In this month’s Japan Times food column, I write about the varieties of mushrooms available in Japan . It has a recipe for mushroom rice in there too - one of my favorite recipes for fall, for which I have a few variations (a couple of them are on this site, i.e. here  and here .
One of the things I talk about in the article is the mysterious mushroom-shaped clay objects that have been found from prehistoric excavation sites in northern Japan. Here’s a picture of some of these mushroom-shaped clay objects, pilfered from the Chiba Prefectural Museum  website. Aren’t they amazingly lifelike?
As I wrote in the article, they are generally thought to be made as visual aids to mushroom hunting - very lifelike models of edible mushrooms that people carried around in the forests, just like modern day mushroom hunters carry photographic field guides with them. It’s really fun to imagine people thousands of years ago packing up a selection of these clay mushrooms, perhaps with a basket and a little knife or something too, as they went foraging. I wonder how people in other regions tackled the problem of sticking to safe mushrooms in the days before illustrated manuals?
Whenever I go back to Japan, it really strikes me that while you can get basically any kind of fruit or vegetable, the ones that are inexpensive, and therefore most commonly used, differ a lot from the same in Europe (at least the parts I’m familiar with) or the U.S. Mushrooms are no exception. In Japan, shiitake, enoki, shimeji and maitake mushooms are quite inexpensive, while western button mushrooms are way more pricey. When I do a European style mushroom pasta with butter and garlic and wine and so on in Japan, I often use shimeji or maitake (shiitake have a too-specific aroma to me) instead of button mushrooms. (Matsutake  of course are in another strosphere.)
The selection of mushrooms here in southern France is very different of course.
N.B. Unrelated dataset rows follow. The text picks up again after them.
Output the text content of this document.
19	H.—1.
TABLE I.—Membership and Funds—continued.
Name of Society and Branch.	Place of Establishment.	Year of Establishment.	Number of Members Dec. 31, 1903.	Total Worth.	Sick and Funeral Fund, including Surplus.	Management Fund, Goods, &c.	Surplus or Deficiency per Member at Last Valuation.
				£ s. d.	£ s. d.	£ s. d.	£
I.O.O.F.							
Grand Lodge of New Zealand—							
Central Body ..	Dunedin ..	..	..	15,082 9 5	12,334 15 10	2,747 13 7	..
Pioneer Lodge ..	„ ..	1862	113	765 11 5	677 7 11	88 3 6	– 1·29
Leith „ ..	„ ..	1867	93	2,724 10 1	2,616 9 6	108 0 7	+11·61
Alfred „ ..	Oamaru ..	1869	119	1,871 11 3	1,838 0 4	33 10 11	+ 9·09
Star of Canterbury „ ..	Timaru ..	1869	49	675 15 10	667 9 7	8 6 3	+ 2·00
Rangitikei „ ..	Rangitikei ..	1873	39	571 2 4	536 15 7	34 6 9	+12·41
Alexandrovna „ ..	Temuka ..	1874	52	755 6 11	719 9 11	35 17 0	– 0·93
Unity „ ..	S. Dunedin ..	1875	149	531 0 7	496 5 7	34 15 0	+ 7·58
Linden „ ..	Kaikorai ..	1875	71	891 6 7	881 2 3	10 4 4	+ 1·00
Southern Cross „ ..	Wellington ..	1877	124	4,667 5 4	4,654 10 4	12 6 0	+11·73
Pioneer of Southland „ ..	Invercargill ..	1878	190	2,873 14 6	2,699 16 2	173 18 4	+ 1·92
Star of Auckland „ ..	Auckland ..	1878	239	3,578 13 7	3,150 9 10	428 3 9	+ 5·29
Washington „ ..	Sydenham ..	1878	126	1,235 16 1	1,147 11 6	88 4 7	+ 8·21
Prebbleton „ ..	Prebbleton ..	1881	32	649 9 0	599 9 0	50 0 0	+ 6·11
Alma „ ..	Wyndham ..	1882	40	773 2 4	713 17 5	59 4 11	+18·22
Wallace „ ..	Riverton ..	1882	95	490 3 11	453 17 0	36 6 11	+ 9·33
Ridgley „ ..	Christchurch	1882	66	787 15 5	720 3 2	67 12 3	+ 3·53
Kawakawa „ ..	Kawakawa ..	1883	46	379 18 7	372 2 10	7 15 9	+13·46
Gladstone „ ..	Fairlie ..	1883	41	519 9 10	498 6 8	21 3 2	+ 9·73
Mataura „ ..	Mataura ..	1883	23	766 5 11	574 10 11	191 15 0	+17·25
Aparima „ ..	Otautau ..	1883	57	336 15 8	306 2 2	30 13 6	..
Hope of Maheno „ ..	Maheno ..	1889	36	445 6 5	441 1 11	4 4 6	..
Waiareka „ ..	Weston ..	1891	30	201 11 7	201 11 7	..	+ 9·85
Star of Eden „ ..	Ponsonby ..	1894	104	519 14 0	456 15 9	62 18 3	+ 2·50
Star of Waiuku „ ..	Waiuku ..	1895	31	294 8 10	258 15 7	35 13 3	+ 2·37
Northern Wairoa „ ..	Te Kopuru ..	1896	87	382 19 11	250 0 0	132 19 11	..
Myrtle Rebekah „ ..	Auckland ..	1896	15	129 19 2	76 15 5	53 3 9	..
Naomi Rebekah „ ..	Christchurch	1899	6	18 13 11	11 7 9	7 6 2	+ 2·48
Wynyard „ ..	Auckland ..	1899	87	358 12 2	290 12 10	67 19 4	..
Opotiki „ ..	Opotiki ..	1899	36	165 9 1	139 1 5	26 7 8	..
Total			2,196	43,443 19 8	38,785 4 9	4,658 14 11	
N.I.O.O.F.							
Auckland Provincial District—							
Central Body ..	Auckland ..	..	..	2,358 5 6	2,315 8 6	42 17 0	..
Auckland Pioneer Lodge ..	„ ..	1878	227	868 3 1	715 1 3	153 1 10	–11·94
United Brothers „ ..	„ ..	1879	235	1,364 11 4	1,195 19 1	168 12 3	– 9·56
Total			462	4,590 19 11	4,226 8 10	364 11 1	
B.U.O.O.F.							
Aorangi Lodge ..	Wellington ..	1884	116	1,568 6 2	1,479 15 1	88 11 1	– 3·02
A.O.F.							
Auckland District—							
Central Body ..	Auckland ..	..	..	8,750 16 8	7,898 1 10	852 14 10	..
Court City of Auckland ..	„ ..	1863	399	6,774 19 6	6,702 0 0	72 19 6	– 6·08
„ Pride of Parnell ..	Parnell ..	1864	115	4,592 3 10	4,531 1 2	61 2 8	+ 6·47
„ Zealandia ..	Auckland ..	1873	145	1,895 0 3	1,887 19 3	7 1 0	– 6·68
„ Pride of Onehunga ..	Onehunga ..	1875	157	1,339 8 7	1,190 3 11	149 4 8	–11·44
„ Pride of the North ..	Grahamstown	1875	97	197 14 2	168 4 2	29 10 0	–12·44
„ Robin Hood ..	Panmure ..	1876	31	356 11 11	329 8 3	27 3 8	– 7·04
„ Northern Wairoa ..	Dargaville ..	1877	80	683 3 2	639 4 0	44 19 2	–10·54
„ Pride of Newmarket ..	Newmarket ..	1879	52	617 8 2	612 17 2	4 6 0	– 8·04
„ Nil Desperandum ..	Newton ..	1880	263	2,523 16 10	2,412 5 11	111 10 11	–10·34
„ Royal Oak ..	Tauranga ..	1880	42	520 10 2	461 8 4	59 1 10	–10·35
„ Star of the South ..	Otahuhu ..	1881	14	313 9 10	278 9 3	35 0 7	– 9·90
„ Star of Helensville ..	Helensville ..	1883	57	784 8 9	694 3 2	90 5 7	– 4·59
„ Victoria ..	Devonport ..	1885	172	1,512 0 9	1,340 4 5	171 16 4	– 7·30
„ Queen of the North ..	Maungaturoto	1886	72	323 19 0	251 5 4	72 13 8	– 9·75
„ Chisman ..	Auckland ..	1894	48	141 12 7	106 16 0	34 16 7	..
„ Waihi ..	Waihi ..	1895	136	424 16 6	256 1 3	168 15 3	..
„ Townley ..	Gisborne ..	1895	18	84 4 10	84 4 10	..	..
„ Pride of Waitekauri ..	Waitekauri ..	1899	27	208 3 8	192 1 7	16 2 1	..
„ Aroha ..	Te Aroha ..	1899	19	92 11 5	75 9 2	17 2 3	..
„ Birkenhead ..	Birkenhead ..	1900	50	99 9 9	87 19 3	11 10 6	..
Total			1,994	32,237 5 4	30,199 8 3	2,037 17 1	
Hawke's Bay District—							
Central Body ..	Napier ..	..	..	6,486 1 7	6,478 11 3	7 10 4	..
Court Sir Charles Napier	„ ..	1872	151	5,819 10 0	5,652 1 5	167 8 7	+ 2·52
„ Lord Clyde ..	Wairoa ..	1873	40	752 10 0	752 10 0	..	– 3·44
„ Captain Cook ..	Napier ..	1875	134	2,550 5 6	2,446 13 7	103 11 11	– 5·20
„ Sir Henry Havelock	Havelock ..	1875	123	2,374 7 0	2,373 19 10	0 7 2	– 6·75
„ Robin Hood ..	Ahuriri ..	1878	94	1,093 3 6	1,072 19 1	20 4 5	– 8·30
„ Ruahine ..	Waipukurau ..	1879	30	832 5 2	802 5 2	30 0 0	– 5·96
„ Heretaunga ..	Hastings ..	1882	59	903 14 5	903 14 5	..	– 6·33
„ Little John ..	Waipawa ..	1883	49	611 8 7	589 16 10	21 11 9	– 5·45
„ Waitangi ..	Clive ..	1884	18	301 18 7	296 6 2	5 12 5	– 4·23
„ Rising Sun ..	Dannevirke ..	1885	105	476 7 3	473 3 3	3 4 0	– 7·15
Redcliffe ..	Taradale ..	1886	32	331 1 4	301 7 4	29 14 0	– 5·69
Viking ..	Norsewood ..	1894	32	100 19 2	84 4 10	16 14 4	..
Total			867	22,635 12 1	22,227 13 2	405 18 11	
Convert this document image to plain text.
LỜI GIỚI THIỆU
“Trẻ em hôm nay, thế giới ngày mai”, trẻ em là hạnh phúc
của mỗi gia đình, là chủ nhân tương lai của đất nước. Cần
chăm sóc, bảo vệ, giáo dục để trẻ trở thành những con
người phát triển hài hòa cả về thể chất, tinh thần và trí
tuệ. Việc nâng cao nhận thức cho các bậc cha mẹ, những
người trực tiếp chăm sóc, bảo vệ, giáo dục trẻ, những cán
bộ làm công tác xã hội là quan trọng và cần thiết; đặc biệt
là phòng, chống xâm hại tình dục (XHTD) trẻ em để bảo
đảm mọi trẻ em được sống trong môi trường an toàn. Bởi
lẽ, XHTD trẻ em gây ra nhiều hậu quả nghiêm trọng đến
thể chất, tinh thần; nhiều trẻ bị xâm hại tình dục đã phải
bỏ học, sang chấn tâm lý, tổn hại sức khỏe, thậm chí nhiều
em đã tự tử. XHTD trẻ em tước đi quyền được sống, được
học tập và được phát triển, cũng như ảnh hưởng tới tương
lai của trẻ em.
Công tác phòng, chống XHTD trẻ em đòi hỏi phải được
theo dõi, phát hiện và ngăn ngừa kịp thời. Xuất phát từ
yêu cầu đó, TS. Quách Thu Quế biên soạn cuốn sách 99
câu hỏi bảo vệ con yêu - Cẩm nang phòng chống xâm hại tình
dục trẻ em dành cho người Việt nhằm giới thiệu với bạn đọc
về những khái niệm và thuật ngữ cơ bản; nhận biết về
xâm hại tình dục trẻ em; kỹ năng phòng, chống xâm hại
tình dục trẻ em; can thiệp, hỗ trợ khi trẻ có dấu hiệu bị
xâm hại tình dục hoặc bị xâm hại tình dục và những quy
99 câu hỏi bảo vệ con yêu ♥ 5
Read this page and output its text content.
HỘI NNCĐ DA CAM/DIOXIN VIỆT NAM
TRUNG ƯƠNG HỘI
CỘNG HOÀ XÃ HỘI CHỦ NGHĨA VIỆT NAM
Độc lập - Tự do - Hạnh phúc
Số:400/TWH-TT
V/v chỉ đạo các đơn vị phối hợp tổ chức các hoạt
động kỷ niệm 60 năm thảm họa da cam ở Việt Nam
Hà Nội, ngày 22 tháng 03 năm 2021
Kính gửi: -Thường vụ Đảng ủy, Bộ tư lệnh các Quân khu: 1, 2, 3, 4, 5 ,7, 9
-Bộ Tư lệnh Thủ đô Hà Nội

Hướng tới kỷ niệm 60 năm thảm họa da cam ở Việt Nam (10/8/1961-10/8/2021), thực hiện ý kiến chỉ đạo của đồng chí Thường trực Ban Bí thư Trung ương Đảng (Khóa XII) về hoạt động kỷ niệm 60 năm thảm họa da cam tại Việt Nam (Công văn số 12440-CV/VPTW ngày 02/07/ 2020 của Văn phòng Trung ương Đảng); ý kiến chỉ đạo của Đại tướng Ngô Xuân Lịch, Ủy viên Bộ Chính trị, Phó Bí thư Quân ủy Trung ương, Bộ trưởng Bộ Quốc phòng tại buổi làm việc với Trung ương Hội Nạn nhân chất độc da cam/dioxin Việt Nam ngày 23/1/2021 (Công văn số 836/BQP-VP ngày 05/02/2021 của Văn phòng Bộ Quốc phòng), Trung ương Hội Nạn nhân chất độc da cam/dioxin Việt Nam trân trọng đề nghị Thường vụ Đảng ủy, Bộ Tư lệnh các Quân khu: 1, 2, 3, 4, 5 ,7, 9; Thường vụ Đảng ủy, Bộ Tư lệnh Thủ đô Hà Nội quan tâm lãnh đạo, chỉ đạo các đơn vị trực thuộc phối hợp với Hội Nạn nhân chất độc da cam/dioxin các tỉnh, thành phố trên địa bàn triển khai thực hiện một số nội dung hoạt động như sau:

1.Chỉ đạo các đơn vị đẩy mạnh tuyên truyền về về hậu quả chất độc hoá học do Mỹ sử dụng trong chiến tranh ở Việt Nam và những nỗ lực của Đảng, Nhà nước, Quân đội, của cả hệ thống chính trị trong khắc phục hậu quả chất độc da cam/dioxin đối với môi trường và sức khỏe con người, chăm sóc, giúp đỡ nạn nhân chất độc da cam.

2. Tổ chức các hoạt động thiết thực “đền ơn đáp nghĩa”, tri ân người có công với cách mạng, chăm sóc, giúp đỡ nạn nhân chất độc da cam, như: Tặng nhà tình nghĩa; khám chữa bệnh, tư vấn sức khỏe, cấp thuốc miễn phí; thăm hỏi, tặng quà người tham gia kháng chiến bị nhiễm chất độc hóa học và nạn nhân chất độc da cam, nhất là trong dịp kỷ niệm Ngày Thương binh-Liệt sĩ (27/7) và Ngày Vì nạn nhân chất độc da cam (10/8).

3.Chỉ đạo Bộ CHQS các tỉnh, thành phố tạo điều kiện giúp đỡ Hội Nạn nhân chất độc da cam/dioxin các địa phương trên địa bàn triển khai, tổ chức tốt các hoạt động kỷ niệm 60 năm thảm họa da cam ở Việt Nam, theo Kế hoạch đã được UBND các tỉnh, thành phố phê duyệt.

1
We can, in season, get the most gorgeous chantarelles or pleurotus (oyster mushrooms) and so on at pretty fair prices. And of course there are truffles  - very expensive still, but a lot cheaper than elsewhere. Here’s a mound of wild mushrooms being sold at a local market. A bear to clean, since they have bits of leaves and plenty of dirty in them, but so worth it.
This super-easy recipe can be made with a mixture of any kind of mushrooms you can get, even plain old button mushrooms, though the more wild-type mushrooms you can use the better. Baking times vary according to how big your mushrooms are, but range from around 20-30 minutes. In Japan I would use a mixture of fresh shiitake, shimeji and enoki, and here in France I’d use boletus, chantarelles and chestnut mushrooms if I can.
Preheat the oven to 180°C / 360°F.
For each serving, use a good big handful of cleaned mushrooms. If the mushrooms are very large or thick (e.g. if you’re using trumpet mushrooms or eringi*), slice them lengthwise or shred them. Small or thin mushrooms can be used whole.
Spread the mushrooms out on a piece of foil or ovenproof parchment paper. Sprinkle with about 1 tablespoon of sake and 1 to 2 tablespoons of soy sauce. (If you can’t use sake, leave it out, though you will miss out a bit on taste.) You can also add a little grated ginger if you like.
Fold the foil over and seal the edges well. Put the foil packets in the oven on a baking sheet an bake for around 20 to 30 minute, depending on the size of your mushrooms.
Open the foil carefully since it will be very hot! Serve with some kaposu or sudachi wedges, if you’re in Japan (or can get a hold of these Japanese citrus fruits) or lemon or lime wedges. To make it richer, add a pat of butter to the still-hot mushrooms. Eat with plain rice, mixed into buttered pasta.
[*I am not a big fan of eringi or trumpet mushrooms. They have even less flavor to me than button mushrooms. They are a very recent introduction to Japan by the way, having only been available there since the ’90s, and they are inexplicably popular…perhaps because they look so impressive.]